We got some Bordier butter from here, I'll never spread my bread with any other butter again...
These butter are all handmade in Bretagne, and is a speciality of the region. Various flavours too...we tried doux (unsalted) and sel fumé (salted, smoked). The latter was brilliant for making mash potatoes, and I heard that it is great for grilled fish too. 
We happened to catch some action from the art forum too...great music and fun!
I think the Student was more startled then they are when he took this picture.

We hopped over to the neighbouring town, Dinard on our 2nd evening in St Malo. The route from St Malo to Dinard is subjected to frequent jams, and is not for one with a tight schedule. The jams are almost certain, as the boats and the cars share the same path. When the boats need to exit into the sea, the road will be raised to let the boats pass. Everytime this happens, it will take at least 15 mins...so, just pull up the handbrake, enjoy the breeze, check FB and blog. Here, we stopped by the barrage and loaded some information on their electricity source.

In Dinard, take a walk along the coast...there are luxurious mansions lining the coast, most belonging to rich Englishmen who were once shipowners here.
A statue of Alfred Hitchcock in Dinard.
This is the restaurant that I missed having dinner at....we reached the restaurant too late without any reservations. In St. Malo, forget all other things, except seafood and galette.
Mont Saint Michel is about an hour drive away from St Malo. A UNESCO site, and a major focus of pilgrimage (we are really making sure our roadtrip is in-line with the religious holiday). In the 10th century, the Benedictines settled in the abbey on the mont, with a village below. This image is what the people in the middle ages regards as paradise, a representation of the heavenly Jerusalem on earth.

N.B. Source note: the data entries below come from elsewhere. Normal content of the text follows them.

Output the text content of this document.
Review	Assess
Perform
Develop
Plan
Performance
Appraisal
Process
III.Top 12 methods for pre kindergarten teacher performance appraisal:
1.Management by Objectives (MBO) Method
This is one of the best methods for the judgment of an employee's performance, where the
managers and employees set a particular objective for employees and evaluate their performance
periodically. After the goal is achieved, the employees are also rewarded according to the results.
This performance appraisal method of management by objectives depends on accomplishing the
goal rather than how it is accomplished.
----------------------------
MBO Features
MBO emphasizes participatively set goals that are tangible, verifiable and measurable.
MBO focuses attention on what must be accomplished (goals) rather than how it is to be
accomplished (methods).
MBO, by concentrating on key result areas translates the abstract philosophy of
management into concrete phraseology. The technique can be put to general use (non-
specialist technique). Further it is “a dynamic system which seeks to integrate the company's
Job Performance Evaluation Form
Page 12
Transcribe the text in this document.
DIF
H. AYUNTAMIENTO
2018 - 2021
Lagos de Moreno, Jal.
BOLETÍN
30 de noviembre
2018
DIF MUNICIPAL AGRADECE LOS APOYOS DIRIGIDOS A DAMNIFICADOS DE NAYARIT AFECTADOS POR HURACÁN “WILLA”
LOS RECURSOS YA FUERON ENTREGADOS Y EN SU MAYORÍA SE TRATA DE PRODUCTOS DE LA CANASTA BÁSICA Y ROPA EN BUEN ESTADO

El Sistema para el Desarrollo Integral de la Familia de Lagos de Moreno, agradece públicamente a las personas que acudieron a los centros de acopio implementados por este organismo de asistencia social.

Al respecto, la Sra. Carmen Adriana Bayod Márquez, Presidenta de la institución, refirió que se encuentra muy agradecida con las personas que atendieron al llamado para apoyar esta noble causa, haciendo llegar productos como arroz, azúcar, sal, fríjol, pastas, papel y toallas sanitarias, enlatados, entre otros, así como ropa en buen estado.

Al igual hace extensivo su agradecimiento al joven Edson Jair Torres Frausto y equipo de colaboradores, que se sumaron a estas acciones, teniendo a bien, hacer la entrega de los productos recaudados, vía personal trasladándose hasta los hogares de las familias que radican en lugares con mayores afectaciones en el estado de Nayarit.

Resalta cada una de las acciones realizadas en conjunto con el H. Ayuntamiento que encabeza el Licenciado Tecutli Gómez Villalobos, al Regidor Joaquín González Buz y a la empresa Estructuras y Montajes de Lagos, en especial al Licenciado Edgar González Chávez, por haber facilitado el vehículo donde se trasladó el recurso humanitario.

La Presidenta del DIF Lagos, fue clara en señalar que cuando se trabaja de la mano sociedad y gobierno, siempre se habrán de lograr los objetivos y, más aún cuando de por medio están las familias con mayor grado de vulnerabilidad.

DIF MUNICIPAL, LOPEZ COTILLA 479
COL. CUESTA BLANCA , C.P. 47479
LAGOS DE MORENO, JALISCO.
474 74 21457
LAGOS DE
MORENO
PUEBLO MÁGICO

The mont is connected to the mainland via a tarmac causeway now, historically via a tidal causeway. On google maps, the mont looks like a floating village on the alluvial plains. The carpark used to be just below the mont, but it was very venerable to the tides. They have since constructed another carpark at the mainland, and provide shuttle buses across the causeway to access the mont.

Legend has it that the archangel Saint Michel, who defeated a dragon (symbol of the devil) instructed Saint Aubert, the bishop of Avranches to construct a church on Mont Tombe, which is Mont Saint Michel of today.



A statue of the archangel slaying a dragon in the church.
It was low tide in the morning, and saw streams of "ant like" people walking on the alluvial plains. We were just not equipped and dressed to join the crowd...slippers, bermudas and raincoat needed. There is quicksand in the area, so it is advisable to follow the crowd and not wander on your own.
Those specks are people, not dirt on the lens. These guys actually walked all the way to the coast at the end side, past that rock you see. To do that, I suppose we have to spend the entire day here.

The Abbaye on the tip of the mont.
The grass land here is apparently very good for sheep grazing. So try the lamb on the menu here.
These monks and nuns live, pray and work here in the Abbaye, prayer starting soon, so this is our last shot here.

The Cloister of the abbaye. Admire the architecture and art sculpture on the pillars here, I notice that there is not a single repetition in the design.


Capturing a shot that we can't get on our own.